UNIVERSITY PARK — The man who refused repeated police orders to end his 14-hour occupation of a towering construction crane on the SMU campus fell 150 feet to his death early Tuesday morning.
The man, identified by Dallas police as 43-year-old Lee Dell Thomas Jr., was hanging from the side of the operator's cab when he fell at 1:45 a.m. Dallas police confirmed that he was a suspect in an armed truck robbery in downtown Dallas almost 24 hours earlier.
Early Tuesday morning, police climbed to the top of the crane to try and coax the man down from the cab. The department's helicopter was flying nearby in an attempt to distract the subject. When Thomas spotted the approaching officers, he began spraying them with a liquid.
As tactical officers continued advancing to the cab of the crane, Thomas exited the enclosure and at first was hanging over the edge with two hands; then with one hand; and then he fell.
Earlier, Thomas cryptically told police by radio, "I am waiting for my appointed time."
Shortly before 10 o'clock, he reportedly tossed a fire extinguisher to the ground, followed by smaller objects. That prompted Dallas police to train additional spotlights on the tower.

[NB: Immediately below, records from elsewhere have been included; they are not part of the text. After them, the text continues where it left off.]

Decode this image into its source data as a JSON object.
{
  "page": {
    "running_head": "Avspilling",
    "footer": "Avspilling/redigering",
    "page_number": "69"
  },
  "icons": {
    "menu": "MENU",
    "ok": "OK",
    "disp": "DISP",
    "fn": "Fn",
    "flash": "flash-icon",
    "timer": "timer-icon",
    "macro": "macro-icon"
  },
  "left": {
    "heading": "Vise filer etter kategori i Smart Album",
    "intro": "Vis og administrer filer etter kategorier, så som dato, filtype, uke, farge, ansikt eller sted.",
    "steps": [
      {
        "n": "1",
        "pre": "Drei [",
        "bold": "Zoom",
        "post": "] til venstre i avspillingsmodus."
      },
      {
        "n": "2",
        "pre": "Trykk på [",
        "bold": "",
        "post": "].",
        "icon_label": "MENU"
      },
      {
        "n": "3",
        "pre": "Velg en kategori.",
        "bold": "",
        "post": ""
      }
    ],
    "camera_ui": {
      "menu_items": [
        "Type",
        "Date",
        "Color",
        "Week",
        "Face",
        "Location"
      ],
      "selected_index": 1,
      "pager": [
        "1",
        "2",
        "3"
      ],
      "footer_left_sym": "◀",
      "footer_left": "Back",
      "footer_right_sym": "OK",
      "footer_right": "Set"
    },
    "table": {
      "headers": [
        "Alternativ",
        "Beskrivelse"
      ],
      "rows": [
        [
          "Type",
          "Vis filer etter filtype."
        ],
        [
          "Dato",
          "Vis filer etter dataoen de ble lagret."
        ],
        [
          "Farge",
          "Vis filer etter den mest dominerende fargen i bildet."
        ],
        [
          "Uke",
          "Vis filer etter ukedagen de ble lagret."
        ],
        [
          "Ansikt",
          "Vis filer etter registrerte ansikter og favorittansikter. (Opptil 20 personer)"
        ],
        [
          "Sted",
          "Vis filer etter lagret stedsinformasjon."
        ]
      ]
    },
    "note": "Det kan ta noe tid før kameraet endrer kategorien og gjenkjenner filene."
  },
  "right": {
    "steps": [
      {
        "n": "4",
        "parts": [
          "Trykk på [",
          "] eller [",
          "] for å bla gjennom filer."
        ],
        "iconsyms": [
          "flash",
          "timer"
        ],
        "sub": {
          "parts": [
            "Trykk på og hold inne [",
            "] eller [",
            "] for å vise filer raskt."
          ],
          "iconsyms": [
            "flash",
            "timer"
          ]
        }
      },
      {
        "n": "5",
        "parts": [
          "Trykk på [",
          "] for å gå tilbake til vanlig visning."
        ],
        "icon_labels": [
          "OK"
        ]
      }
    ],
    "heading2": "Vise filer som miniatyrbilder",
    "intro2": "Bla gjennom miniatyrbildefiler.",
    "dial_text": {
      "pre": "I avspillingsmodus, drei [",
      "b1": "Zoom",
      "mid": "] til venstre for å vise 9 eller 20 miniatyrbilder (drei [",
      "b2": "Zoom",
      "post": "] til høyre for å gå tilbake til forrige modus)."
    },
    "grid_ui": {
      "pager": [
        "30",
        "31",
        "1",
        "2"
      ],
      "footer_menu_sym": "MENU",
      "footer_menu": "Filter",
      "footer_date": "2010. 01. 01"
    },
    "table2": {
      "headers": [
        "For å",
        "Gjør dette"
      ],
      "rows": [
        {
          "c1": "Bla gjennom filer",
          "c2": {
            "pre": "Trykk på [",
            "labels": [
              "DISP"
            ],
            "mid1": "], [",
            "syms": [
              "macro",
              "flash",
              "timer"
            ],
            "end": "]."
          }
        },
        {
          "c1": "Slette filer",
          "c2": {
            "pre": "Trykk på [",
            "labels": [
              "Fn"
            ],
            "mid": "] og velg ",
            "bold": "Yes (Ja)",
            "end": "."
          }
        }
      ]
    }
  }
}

Thomas climbed up a ladder to the control box of the crane at a dormitory construction site around 11:30 a.m. Monday. Police started illuminating the top of the crane with spotlights at 8:40 p.m. as the standoff continued into the night.
"His statement to SMU police was that he did have a weapon, so they're treating it as an armed suspect," said Dallas police Senior Cpl. Melinda Gutierrez at a mid-afternoon news conference. "At this time, we cannot confirm whether or not he is armed."
She said Thomas made the threat to SMU police as they approached him.
No weapon was visible from HD Chopper 8 in the sky nearby, and the crane itself never moved from its original position.
After six hours in the confined cab of the crane, negotiators said Thomas sounded "pretty drained" but was "reluctant to come down because he's afraid the department has a 'hit' on him."
Police were trying to reassure the man he would not be hurt if he moved to come down, and that it was in his best interest to do so.
"The crane does not have power, and there is no air conditioning in it," Gutierrez said.
"I don't know how he can make it up there without air conditioning," said local resident Tyler Good who was watching developments.
Late on Monday afternoon, the suspect told police he was okay and he is from Dallas, but he declined to answer questions about whether he wanted to kill himself.
An SMU spokesman the university's police force worked in a "unified command" with Dallas police and that all campus buildings would be open on Tuesday.
Early Tuesday, Dallas police confirmed that the man in the crane was linked to the armed theft of a box truck from the parking lot of the Adolphus Hotel in the 1300 block of Commerce Street at 2:20 a.m. Monday. David Cantu was the victim.
"He kind of looked over to his side before he swung his arm at me with a sharp object," he said. "For the most part, I just backed off and let him do his thing, hoping maybe we could get the truck back."
Cantu said he was loading the truck when he saw the suspect in his vehicle. "I said, 'What are you doing?' Crazy. He didn't say anything."
Fearing for his life, Cantu pulled back. The suspect fled in the truck, hitting some parked cars along the way.
"As he's taking off, he turns right on Main Street and you see equipment falling out and you hear a big bang multiple times; he's hit multiple cars at that point," Cantu said. "By the time I get around the turn, he's a good half-mile up the street already."
News 8 sources said the truck theft suspect was wearing the same clothing and fit the description of the man on the crane.
"I feel lucky that I'm still here," Cantu said. "A lot of other things could have happened."
The truck was recovered on Ownby Drive on the SMU campus; from there, the carjacker apparently decided to climb to the top of the towering crane nearby at the site of a new university dormitory facility just east of the football stadium.
A police canine unit led officers to the crane around 11:30 a.m., an SMU spokesman said.
News 8 sources said a Dallas police helicopter with a sniper on board was dispatched to the scene as a precaution.
Dallas police also sent a heavily-armed SWAT team and additional units at the request of SMU police. A crane operator was consulted so law enforcement officers had a better idea of the layout and operation of the machinery.
Shortly before noon, Thomas was seen throwing an unidentified object from the crane's control cab.
Mockingbird Lane and Airline Drive were closed to traffic, although there was no evidence of evacuations in progress at the adjacent shopping center at Mockingbird Lane and North Central Expressway.
An armored personnel carrier was at the scene, and trained negotiators of the Dallas police tactical unit continued an attempt to contact the man in the crane by radio to talk him down safely.
The incident has had almost no impact on the SMU campus, which is between spring and summer semesters, so no students and only essential staff members are present.